Saturday, September 4, 2021

Sadao Watanabe - Orange Express (1981)


Japanese Import

I like smooth jazz and I cannot lie.

Watanabe had been well-respected as a straight-ahead and bossa nova sax player since the 1950's, but my favorite Watanabe is 1978-85 when his work more closely resembled Grover Washington, Jr. and Tom Scott (this particular album favors the latter). Recorded in NYC, there's a lot of familiar names backing up Watanabe: Dave Grusin, George Benson, Marcus Miller, Richard Tee, Eric Gale, and Jon Faddis. The writing is nondescript, but the performances are fantastic.

Album chart peaks:
  • US Billboard Top 200: Did not chart
  • Billboard Jazz: #17
  • CashBox Jazz: #18


Tracks: Top tracks are the funky Ride On, Good For All Night, and the final two tracks (Straight To The Top & Mbali Africa), which both sound like they were lifted directly from a Stuff album.

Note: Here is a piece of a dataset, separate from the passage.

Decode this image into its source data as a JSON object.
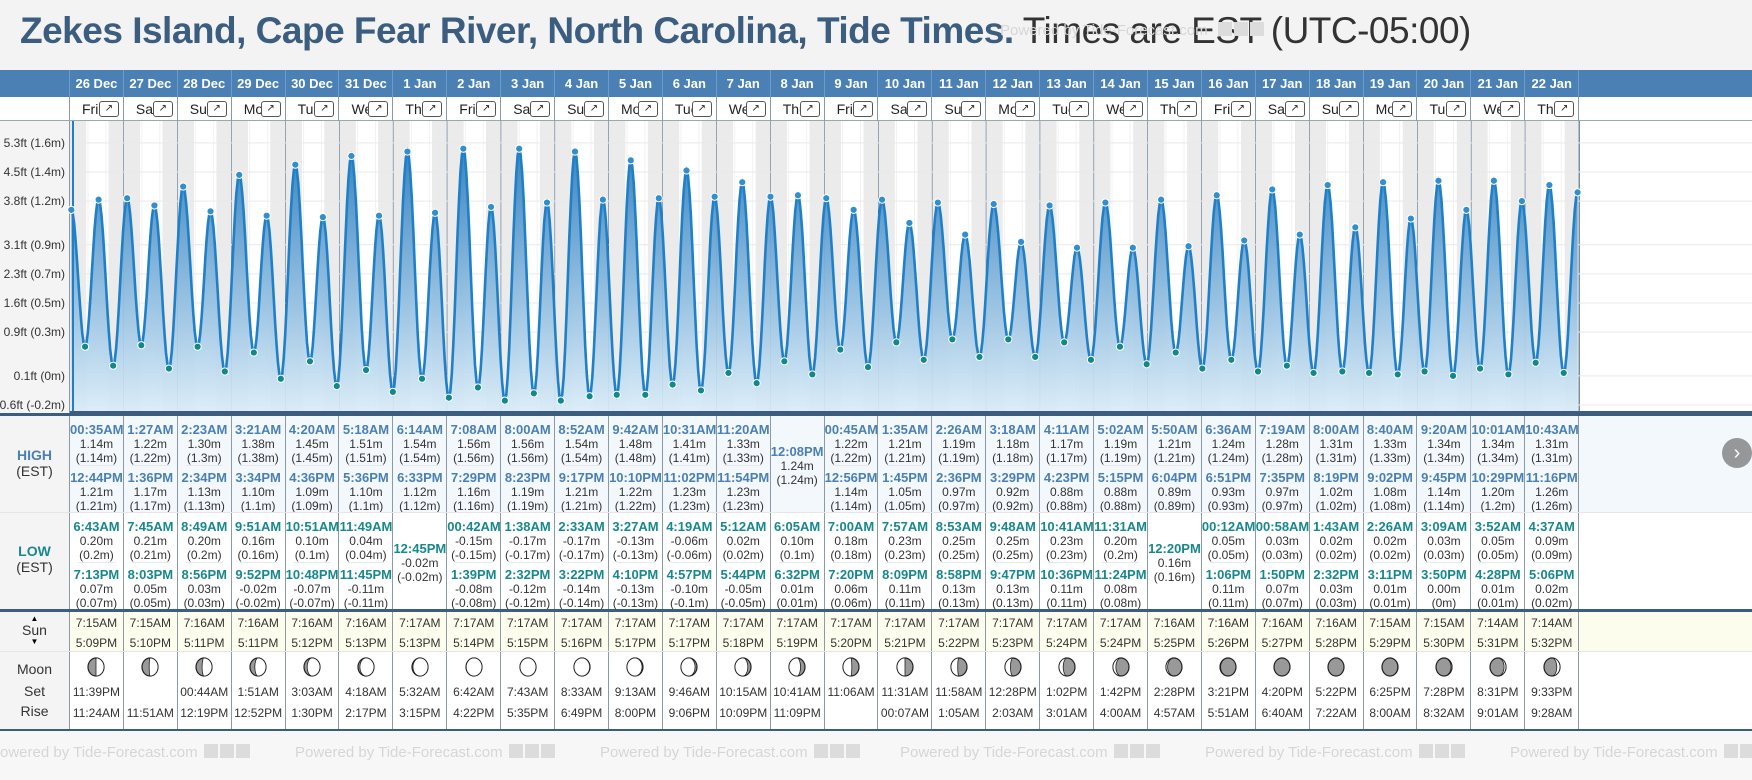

Bonus tracks: Two versions of the pseudo-reggae-lite Yes I Love You. The best I can tell, the song was 1982 single-only Japanese release with an instrumental version on side A and a version with vocals from Ken Tamura on the flip. Both are presented here and neither is worth your time.

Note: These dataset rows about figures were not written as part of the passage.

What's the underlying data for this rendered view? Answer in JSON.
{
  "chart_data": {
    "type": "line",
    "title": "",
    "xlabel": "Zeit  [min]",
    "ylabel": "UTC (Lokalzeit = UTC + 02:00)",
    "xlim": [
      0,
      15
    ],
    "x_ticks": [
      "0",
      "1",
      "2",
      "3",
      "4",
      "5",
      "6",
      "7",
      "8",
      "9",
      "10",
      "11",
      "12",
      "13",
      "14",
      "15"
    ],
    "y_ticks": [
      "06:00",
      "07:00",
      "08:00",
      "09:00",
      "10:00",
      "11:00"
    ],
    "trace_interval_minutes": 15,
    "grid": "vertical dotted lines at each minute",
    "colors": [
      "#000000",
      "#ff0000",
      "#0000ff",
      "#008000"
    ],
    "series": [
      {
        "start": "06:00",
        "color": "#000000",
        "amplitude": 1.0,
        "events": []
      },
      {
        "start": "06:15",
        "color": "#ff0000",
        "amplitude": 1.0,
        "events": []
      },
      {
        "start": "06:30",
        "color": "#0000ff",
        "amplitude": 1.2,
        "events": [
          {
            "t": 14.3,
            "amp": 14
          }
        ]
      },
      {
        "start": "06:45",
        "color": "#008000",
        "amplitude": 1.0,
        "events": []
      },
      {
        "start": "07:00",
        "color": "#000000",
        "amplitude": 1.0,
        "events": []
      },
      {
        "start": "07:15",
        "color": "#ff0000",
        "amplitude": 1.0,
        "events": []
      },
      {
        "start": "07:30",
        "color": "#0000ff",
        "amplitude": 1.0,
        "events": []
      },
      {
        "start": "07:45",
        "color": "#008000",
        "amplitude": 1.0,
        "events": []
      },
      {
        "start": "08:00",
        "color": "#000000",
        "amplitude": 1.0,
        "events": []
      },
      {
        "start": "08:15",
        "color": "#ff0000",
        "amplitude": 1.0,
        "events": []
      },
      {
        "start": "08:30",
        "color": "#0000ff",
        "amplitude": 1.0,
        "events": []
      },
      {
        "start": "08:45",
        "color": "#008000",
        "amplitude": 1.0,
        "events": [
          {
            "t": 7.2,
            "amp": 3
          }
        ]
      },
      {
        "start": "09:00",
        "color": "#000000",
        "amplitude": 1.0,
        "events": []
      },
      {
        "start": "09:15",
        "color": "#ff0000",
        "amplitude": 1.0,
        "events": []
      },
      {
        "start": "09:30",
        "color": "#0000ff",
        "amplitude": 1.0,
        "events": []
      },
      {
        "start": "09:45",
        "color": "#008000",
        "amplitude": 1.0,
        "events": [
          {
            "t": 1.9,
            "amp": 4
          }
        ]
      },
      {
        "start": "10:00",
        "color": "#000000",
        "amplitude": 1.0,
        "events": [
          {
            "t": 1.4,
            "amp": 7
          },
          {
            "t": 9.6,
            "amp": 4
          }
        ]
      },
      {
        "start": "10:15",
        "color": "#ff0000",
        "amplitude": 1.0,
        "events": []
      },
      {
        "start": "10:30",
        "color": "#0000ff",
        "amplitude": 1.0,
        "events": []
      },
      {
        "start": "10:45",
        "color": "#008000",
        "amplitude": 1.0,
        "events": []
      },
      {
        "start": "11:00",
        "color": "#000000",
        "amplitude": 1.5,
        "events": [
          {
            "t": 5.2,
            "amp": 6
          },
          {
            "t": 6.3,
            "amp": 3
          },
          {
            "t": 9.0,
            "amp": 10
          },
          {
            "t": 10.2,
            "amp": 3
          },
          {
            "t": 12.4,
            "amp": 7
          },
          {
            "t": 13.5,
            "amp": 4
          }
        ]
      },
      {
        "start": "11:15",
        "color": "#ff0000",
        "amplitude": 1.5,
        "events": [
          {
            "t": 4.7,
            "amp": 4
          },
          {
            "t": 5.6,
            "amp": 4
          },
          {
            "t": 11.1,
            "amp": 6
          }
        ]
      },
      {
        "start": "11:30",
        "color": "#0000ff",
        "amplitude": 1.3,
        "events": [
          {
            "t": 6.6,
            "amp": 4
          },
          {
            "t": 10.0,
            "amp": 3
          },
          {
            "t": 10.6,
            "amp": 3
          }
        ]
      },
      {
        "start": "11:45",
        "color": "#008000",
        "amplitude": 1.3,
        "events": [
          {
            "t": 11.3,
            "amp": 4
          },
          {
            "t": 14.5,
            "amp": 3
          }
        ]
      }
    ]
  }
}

Personal Memory Associated with this CD: Around the time this album was released in 1981, I was starting my sophomore year in high school. We had six classes a day back then (now 8 is the norm); I "studied" Algebra II, Biology, World History, Health, English and had marching band as an elective. Of those six classes, five were taught by what I consider to be subpar teachers - some apathetic, some incompetent, some clueless, and some all of the above. So I had a rough year academically, but as far as my family was concerned, I was to blame, not poor instruction and assessment. I get it - when I was teaching, I wanted the parents on my side, too. In any case, my teachers for English and world history were so bad, they later achieved a sort of pseudonymic infamy in a chapter of my somewhat autobiographical doctoral dissertation. But that really doesn't have much to do with this album other than coincidental timing, so never mind. As you were.